Introduction to Shouse, Claude F. “The Writing Laboratory in Colleges and Universities.” Diss. University of Southern California, 1953.

Following World War II and a great jump in college enrollments compared to pre-war levels, higher education had a dilemma. Students were from more varied backgrounds with more varied levers of preparation—particularly when it came to writing—than ever before. One way to answer these challenges was to turn to one-to-one teaching of writing to complement first-year composition classes. These “writing laboratories” were not a new phenomenon; Warner Taylor had identified six “English Clinics” in his 1929 survey of composition practices nationwide, but in the late 1940s enthusiasm for the concept and exigency of need resulted in widespread proliferation. One example of this acceptance is that, starting in 1949, six of the first seven meetings of the Conference on College Composition and Communication featured workshops on writing centers/laboratories/clinics. Such entities represented one answer to the question of how best to teach students to write.

Enter Claude Fiero Shouse.

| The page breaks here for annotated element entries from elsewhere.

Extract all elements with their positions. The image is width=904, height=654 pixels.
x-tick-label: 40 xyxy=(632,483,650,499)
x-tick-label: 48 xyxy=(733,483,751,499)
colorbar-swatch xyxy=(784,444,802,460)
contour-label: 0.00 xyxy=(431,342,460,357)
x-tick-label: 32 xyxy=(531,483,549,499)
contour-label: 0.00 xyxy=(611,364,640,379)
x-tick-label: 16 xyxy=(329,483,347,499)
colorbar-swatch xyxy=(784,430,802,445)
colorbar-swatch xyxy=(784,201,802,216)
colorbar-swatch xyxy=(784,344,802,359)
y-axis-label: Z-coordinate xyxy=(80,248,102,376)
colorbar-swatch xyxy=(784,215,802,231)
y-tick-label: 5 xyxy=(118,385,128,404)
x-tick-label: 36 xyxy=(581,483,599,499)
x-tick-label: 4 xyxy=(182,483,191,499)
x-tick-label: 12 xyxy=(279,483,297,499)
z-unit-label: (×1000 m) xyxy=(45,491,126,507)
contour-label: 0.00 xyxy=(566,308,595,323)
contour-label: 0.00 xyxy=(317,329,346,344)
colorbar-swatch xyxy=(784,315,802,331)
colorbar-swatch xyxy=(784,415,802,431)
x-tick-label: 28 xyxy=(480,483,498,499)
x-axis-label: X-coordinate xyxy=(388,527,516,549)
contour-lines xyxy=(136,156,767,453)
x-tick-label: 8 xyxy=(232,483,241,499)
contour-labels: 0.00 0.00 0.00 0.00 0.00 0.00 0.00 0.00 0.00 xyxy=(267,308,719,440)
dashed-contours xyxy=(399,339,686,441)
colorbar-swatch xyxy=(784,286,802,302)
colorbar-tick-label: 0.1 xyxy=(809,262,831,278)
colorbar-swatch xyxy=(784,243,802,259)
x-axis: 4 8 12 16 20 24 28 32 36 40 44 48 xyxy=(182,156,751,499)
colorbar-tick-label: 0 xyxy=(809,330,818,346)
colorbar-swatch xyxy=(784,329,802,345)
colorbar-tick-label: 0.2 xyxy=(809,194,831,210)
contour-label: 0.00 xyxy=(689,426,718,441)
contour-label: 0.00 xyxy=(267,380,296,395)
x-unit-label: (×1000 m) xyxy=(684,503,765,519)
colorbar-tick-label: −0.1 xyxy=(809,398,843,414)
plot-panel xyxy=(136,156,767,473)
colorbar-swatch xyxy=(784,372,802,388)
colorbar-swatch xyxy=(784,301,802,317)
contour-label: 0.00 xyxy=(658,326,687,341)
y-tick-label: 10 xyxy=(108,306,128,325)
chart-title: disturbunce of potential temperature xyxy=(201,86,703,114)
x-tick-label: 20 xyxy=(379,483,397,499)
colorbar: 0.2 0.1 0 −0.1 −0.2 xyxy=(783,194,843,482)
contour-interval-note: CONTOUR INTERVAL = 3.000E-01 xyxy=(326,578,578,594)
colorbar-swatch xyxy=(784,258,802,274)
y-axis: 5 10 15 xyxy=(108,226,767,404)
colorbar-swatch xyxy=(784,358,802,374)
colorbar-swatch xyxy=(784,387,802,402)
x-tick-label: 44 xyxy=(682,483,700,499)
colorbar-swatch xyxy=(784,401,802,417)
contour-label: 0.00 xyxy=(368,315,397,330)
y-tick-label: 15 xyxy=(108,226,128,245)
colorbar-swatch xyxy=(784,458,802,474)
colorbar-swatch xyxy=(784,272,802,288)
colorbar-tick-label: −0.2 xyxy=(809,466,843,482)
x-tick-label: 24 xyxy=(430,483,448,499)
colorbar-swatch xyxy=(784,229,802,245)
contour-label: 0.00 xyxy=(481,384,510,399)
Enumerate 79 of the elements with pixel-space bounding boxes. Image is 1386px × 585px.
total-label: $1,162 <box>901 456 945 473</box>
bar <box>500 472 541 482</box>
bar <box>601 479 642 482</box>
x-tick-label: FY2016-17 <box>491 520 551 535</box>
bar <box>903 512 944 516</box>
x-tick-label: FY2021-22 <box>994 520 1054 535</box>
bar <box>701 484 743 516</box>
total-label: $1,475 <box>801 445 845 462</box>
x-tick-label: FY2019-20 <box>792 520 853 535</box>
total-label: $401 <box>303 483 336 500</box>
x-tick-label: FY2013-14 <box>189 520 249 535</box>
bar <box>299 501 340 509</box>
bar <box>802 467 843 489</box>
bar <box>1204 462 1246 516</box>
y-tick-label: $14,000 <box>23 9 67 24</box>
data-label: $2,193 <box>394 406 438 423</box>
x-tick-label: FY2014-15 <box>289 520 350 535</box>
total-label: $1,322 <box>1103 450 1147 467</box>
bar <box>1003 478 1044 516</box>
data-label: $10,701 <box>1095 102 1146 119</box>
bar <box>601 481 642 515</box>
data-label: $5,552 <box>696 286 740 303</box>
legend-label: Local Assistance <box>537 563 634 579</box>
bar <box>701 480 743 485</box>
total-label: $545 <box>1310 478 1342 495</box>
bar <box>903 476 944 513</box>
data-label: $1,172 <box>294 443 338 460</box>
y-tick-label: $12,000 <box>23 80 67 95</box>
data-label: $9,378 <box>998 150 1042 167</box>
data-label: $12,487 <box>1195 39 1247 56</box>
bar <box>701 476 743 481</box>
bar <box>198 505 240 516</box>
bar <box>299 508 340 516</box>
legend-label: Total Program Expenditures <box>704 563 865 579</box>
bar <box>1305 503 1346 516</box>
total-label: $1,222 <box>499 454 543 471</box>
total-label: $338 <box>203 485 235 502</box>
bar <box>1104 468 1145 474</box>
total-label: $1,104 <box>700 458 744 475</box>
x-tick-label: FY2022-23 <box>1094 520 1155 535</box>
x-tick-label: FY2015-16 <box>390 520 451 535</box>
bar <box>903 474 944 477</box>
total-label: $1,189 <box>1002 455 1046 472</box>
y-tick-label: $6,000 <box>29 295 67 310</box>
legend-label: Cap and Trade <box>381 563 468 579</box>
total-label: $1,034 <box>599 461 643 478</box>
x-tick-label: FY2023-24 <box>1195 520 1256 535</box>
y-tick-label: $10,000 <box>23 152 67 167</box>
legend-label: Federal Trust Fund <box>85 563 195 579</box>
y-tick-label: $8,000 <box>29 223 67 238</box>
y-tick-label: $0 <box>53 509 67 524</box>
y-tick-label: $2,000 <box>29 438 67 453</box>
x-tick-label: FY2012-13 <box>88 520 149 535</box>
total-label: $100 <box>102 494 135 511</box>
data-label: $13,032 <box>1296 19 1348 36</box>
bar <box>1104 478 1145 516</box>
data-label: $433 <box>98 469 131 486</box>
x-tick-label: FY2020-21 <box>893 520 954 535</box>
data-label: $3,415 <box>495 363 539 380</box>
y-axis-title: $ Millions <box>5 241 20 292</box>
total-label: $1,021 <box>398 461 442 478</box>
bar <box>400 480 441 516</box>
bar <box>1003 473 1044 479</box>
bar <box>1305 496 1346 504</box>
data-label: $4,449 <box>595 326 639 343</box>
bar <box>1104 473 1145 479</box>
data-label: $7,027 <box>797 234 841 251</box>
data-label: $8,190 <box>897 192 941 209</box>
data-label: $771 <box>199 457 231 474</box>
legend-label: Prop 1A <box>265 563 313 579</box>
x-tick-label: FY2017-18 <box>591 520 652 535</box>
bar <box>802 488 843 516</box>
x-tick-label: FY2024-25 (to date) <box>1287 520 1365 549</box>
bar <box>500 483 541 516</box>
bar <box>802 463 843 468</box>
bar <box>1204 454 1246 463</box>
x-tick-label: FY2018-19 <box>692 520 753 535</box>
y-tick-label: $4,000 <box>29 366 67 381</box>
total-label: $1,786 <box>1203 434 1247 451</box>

An English instructor and founder of the Writing Laboratory at San Diego State College (now University) in 1947 and a PhD student at the University of Southern California starting in 1949, Shouse focused his dissertation research on documenting the extent of the writing laboratory phenomenon.

Shouse’s method was first to contact the registrars of the 820 accredited American colleges and universities in existence in 1951. He received replies from 625 (or 76%), and of these, 110 registrars indicated that their institutions had writing laboratories or equivalent services (Shouse defined writing laboratories as “special services provided by the school to supplement or replace the regular composition course” [6-7]). To survey the field, Shouse developed a 19-page questionnaire covering topics such as “the integration of laboratories with their respective institutions,” “staffing and equipment,” and “laboratory procedures.” Shouse then sent his questionnaire to the directors of these writing labs, as well as to another 31 institutions he had identified as possibly having tutorial support in writing. Of these 141 institutions, 119 replied, and of this total 60 writing laboratory directors completed Shouse’s questionnaire in enough detail to be included in his study (for a list of those institutions, see Lerner).

Shouse’s findings offer an intriguing snapshot of one-to-one writing instruction at the time. Some of his findings include:

  • The distribution between public and private institutions having writing laboratories was fairly even: 57.6% public and 43.3% private.
  • The most prevalent type of writing laboratory (76% of total) was one that was “available, for the most part, to all students on a college-wide basis,” and the least likely (6% of total) was a “remedial laboratory on sub-freshman level.”
  • The sixty colleges and universities reported 21 different names for their writing laboratories though 53 institutions used the words “laboratory” or “clinic” in those names. “The Writing Laboratory” was the most popular name, occurring 16 times.
  • Twenty-two or more than 33% of the laboratories were staffed by only one instructor. Nine more had only a two-person staff.
  • Only one Writing Laboratory, at San Francisco State, reported the use of undergraduate peer tutors.
  • Among the total 120 staff members from all writing laboratories, 48 held the rank of instructor and 43 held faculty rank.

Shouse’s survey results comprise the bulk of his dissertation, but some additional components offer a rich set of artifacts of writing instruction at the time.  These include a thorough review of the literature, floor plans of two different laboratories, a transcript of a tutorial, writing laboratory forms and handouts, and lists of instructional materials.

In his conclusion, Shouse offers a claim that will sound quite familiar to contemporary writing center tutors and directors:

“The writing laboratory is needed and desirable in colleges and universities of any type or size. It has been shown in this study that teachers and students alike almost universally acclaim the writing laboratory as a place where the student frustrated by his composition course or by his inability to write well in other courses many find individualized help” (266).

Fifty-seven years later, the “frustration” might hopefully be replaced with “cooperation” between first-year composition and the writing center, but the recognition of the power of one-to-one instruction remains.

Finally, my finding of Shouse’s dissertation is testament to the difficulties and serendipity of historical research. I first found the citation while poking around on Dissertation Abstracts International, but the listing did not contain an abstract nor was it available to purchase from UMI. However, a Google search turned up another Claude Shouse, and a few emails later, I was in contact with Claude Shouse’s son. That, in turn, led me to Shouse’s daughter, Mary (Shouse) Benson, who still had her father’s dissertation and generously sent me a copy. I am indebted to both.

Neal Lerner, July 2010

Works Cited

Lerner, Neal. “Writing Laboratories Circa 1953.” Writing Lab Newsletter 27.6 (2003): 1-5.

Taylor, Warner. A National Survey of Conditions in Freshman English. Madison: University of Wisconsin, 1929.